Right on cue, our starters were served in a bamboo bowl of battered, fried, aquatic fauna. There were shrimps and squid and cuttlefish and a few little whitebait thrown in there. A second later there was a second bowl, this time filled with mussels in a broth. The fried fish was just what we needed.

The thin, crisp batter had steamed the fresh fish on the inside so it remained moist and retained all its flavour. The mussels were fresh and cooked in a lovely broth. A couple of them were off and that was a little disappointing because the rest of our starters had been quite the treat.

Next up was the fish. The man who’d taken care of us so far offered to fillet our fish for us. I declined, mainly because cod is so easy to fillet. The red scorpionfish would be left to his able hands and he did a great job of it, separating the cheeks first because they cool quickly and taste better warm. The flesh looked perfect as it came away from the bone and I took a bite as soon as he was done.

Etiquette demands that I start with my food first and politely ask for a bite if I just have to taste someone else’s food. My palate asks that I go in order of increasing complexity. My palate had an easy battle.

The fish was hard to fault and cooked so that the flesh fell from the bone and retained all its moisture. I then turned to mine and the way it protested when my cutlery approached it was worrying.

The cod was small so my portion consisted of two of the small fish and they’d spent too much time in the oven so the flesh was almost tough. It was also very salty. Something must have gone wrong in the kitchen because the way the ċipullazza was cooked showed they really know what they’re doing.

This did not go unnoticed. Our man was surprised at my having left more than half of my fish and asked what went wrong. He seemed genuinely surprised when I said there was something wrong with my dish and offered to bring something else. The way he handled it more than made up for the slip in the kitchen.

As we waited for the bill, I looked around to have a look at what other patrons were eating. A couple of tables were digging into ftira and other little snacks and looked quite happy with what they were eating. Another table was systematically hacking away at a giant seafood platter. The spread of food that this little dugout is capable of cheerfully churning out is broad, diverse and very democratic.

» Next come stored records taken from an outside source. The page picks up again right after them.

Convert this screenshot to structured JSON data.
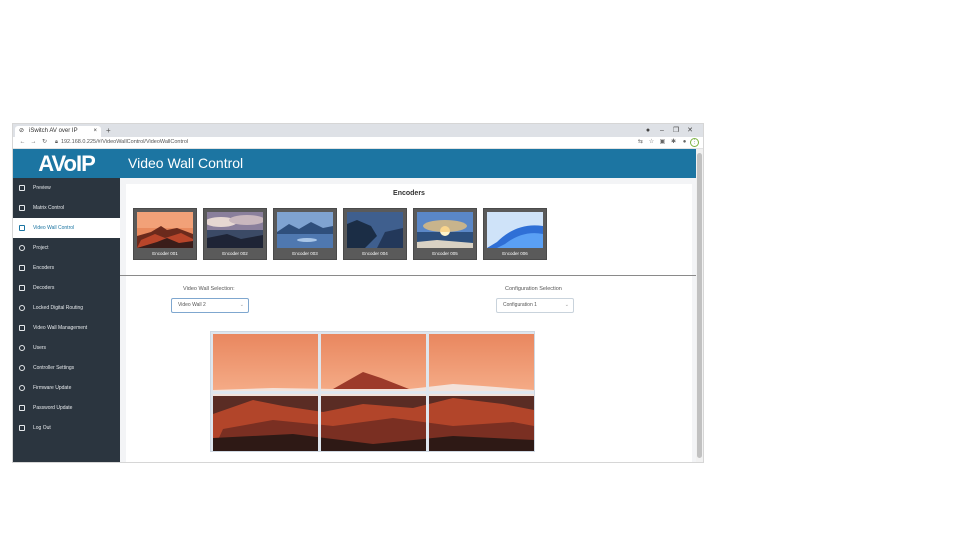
{
  "browser": {
    "tab_title": "iSwitch AV over IP",
    "tab_close": "×",
    "new_tab": "+",
    "url": "192.168.0.225/#/VideoWallControl/VideoWallControl",
    "window_controls": [
      "●",
      "–",
      "❐",
      "✕"
    ]
  },
  "sidebar": {
    "logo": "AVoIP",
    "items": [
      {
        "label": "Preview",
        "icon": "preview-icon",
        "active": false
      },
      {
        "label": "Matrix Control",
        "icon": "matrix-icon",
        "active": false
      },
      {
        "label": "Video Wall Control",
        "icon": "video-wall-icon",
        "active": true
      },
      {
        "label": "Project",
        "icon": "project-icon",
        "active": false
      },
      {
        "label": "Encoders",
        "icon": "encoder-icon",
        "active": false
      },
      {
        "label": "Decoders",
        "icon": "decoder-icon",
        "active": false
      },
      {
        "label": "Locked Digital Routing",
        "icon": "lock-routing-icon",
        "active": false
      },
      {
        "label": "Video Wall Management",
        "icon": "wall-management-icon",
        "active": false
      },
      {
        "label": "Users",
        "icon": "users-icon",
        "active": false
      },
      {
        "label": "Controller Settings",
        "icon": "settings-icon",
        "active": false
      },
      {
        "label": "Firmware Update",
        "icon": "firmware-icon",
        "active": false
      },
      {
        "label": "Password Update",
        "icon": "key-icon",
        "active": false
      },
      {
        "label": "Log Out",
        "icon": "logout-icon",
        "active": false
      }
    ]
  },
  "header": {
    "title": "Video Wall Control"
  },
  "encoders": {
    "title": "Encoders",
    "items": [
      {
        "label": "Encoder 001",
        "scene": "volcano-sunset"
      },
      {
        "label": "Encoder 002",
        "scene": "coast-clouds"
      },
      {
        "label": "Encoder 003",
        "scene": "lake-mountains"
      },
      {
        "label": "Encoder 004",
        "scene": "sea-cliffs"
      },
      {
        "label": "Encoder 005",
        "scene": "sunburst-beach"
      },
      {
        "label": "Encoder 006",
        "scene": "windows-bloom"
      }
    ]
  },
  "selection": {
    "video_wall_label": "Video Wall Selection:",
    "video_wall_value": "Video Wall 2",
    "config_label": "Configuration Selection",
    "config_value": "Configuration 1"
  },
  "wall": {
    "rows": 2,
    "cols": 3,
    "scene": "volcano-sunset"
  },
  "colors": {
    "accent": "#1c75a2",
    "sidebar": "#2b353f"
  }
}
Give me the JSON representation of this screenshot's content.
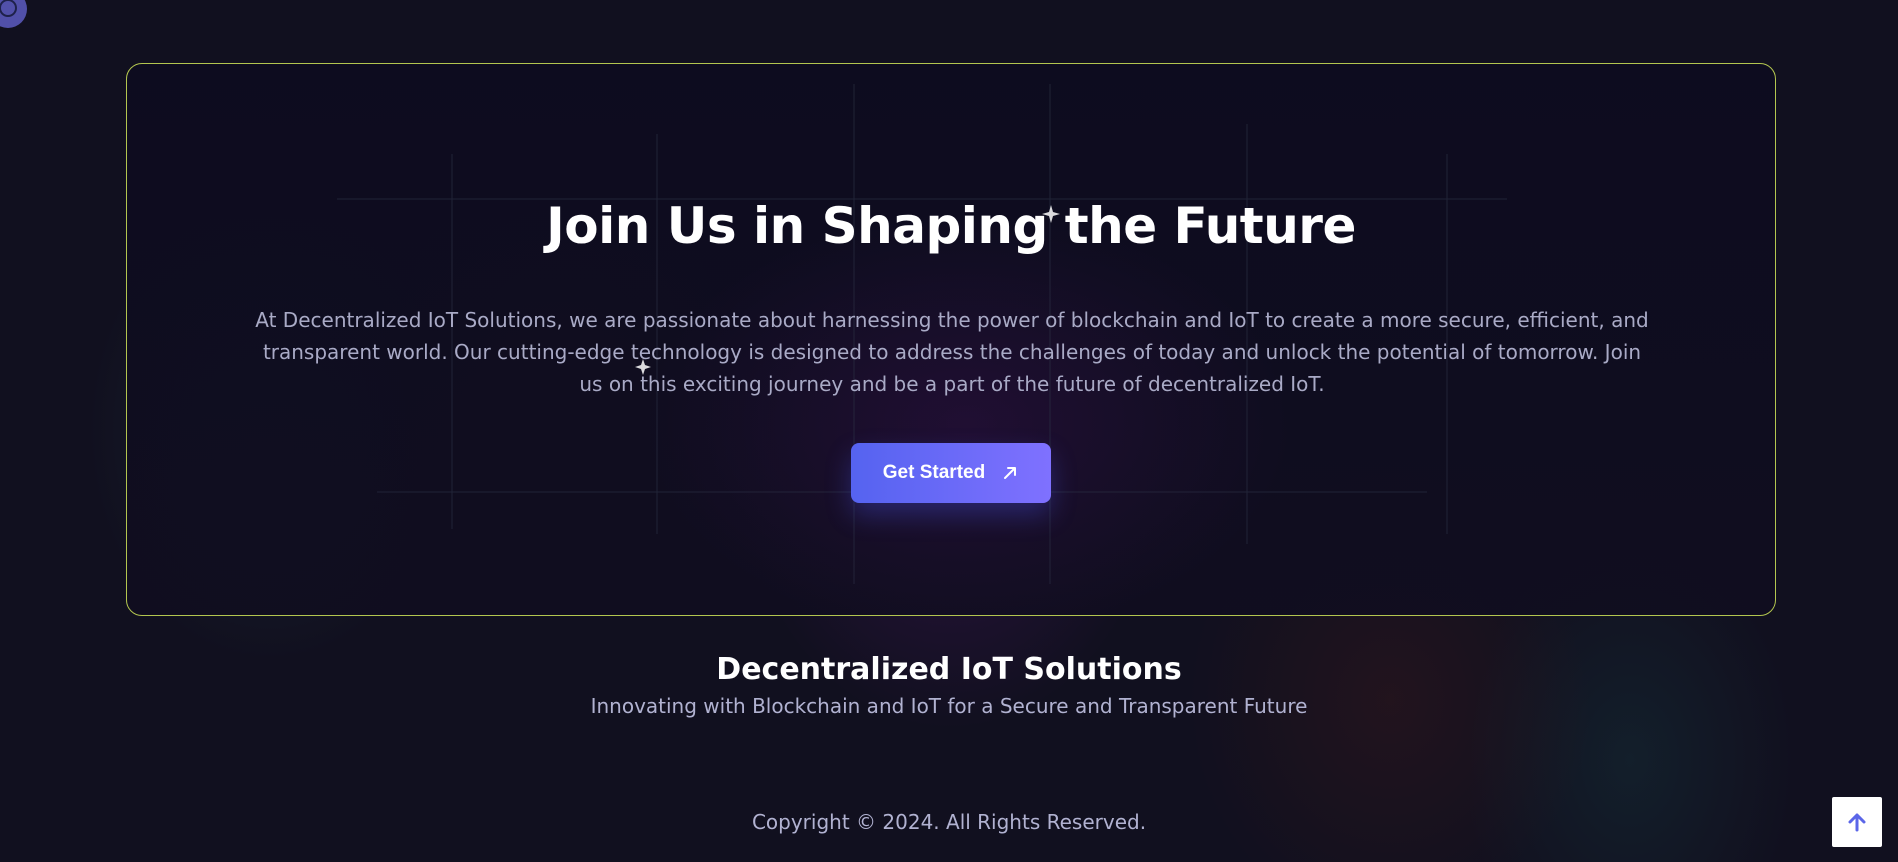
{
  "cta": {
    "title": "Join Us in Shaping the Future",
    "description": "At Decentralized IoT Solutions, we are passionate about harnessing the power of blockchain and IoT to create a more secure, efficient, and transparent world. Our cutting-edge technology is designed to address the challenges of today and unlock the potential of tomorrow. Join us on this exciting journey and be a part of the future of decentralized IoT.",
    "button_label": "Get Started",
    "button_icon": "arrow-up-right-icon"
  },
  "footer": {
    "brand_title": "Decentralized IoT Solutions",
    "brand_subtitle": "Innovating with Blockchain and IoT for a Secure and Transparent Future",
    "copyright": "Copyright © 2024. All Rights Reserved."
  },
  "scroll_top": {
    "icon": "arrow-up-icon"
  },
  "colors": {
    "background": "#11101f",
    "box_border": "#b3c64f",
    "button_start": "#5563f0",
    "button_end": "#7f71ff",
    "muted_text": "#a9aac6"
  }
}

It turned out to be decently priced, too. We paid just under €60 for two fish courses each and enough beer to make up the price of a bottle of wine. The service was charming and genuinely caring, the food had more hits than misses, and the location makes for the perfect lunch getaway.

If you’d like to make the best of what’s left of summer, prepare for a bumpy ride, book a table and get into your best tourist outfit. Leave the rest to Carmen’s crew.